When LangGraph executes run_subgraph_node, it executes it inside a LangChain Runnable context that sets a context variable (var_child_runnable_config) so downstream calls inherit config without explicit passing:

child_config = patch_config(config, callbacks=run_manager.get_child())
with set_config_context(child_config) as context:
    output = cast(
        "Output",
        context.run(
            call_func_with_variable_args,
            func,
            input_,
            config,
            run_manager,
            **kwargs,
        ),
    )

And set_config_context ultimately does:

var_child_runnable_config: ContextVar[RunnableConfig | None] = ContextVar(
    "child_runnable_config", default=None
)
# ...
config_token = var_child_runnable_config.set(config)

Then, when your subgraph.invoke({}) starts, the subgraph’s Pregel.stream() merges configs using LangGraph’s ensure_config, which pulls from that context var:

if var_config := var_child_runnable_config.get():
    empty.update(
        { ... for k, v in var_config.items() if _is_not_empty(v) }
    )

And Pregel.stream() calls it even if you pass no config:

config = ensure_config(self.config, config)

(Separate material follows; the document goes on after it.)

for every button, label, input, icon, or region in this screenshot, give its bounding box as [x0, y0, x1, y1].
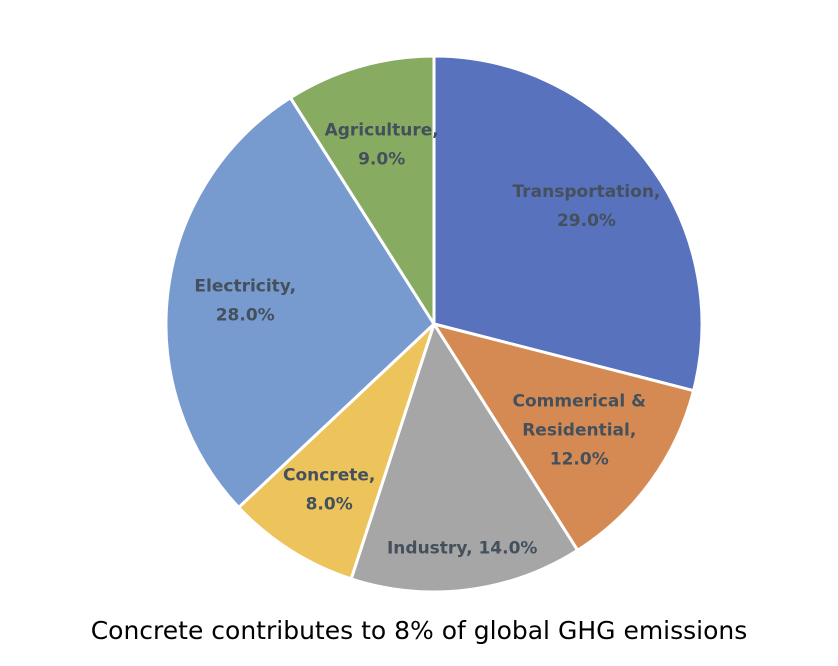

The exact “why it writes to Postgres” decision in LangGraph

Inside _defaults(), a graph chooses its checkpointer like this:

if self.checkpointer is False:
    checkpointer: BaseCheckpointSaver | None = None
elif CONFIG_KEY_CHECKPOINTER in config.get(CONF, {}):
    checkpointer = config[CONF][CONFIG_KEY_CHECKPOINTER]
# ...
else:
    checkpointer = self.checkpointer

So our subgraph (compiled with checkpointer=None) sees config["configurable"]["__pregel_checkpointer"] (inherited from the parent task context) and uses it → it’s the same PostgresSaver.


Wrapping up

There is no need to pass a checkpointer to any subgraph since it’s automatically inherited from the parent task/graph and it works for both - a subgraph as a node and a subgraph invoked inside a node

So answering your initial questions:

QUESTION 1: if I invoke a subgraph through a node without adding it as a node in the parent graph, would the parent checkpoint saver still be able to keep track of the subgraph progress, after an interrupt is raised within the subgraph?

QUESTION 2: Will the checkpoint saver still able to track the progress of this sub graph, if we simply call Comand(resume=…, config) ?

Answer 1

Yes -the parent checkpointer can persist and later resume a dynamically-created subgraph invoked inside a node, even if you don’t explicitly pass the checkpointer/config to subgraph.invoke(…),

Answer 2

Yes - Command(resume=…) is exactly how resuming works, and it works through the parent graph even for nested/dynamic subgraphs.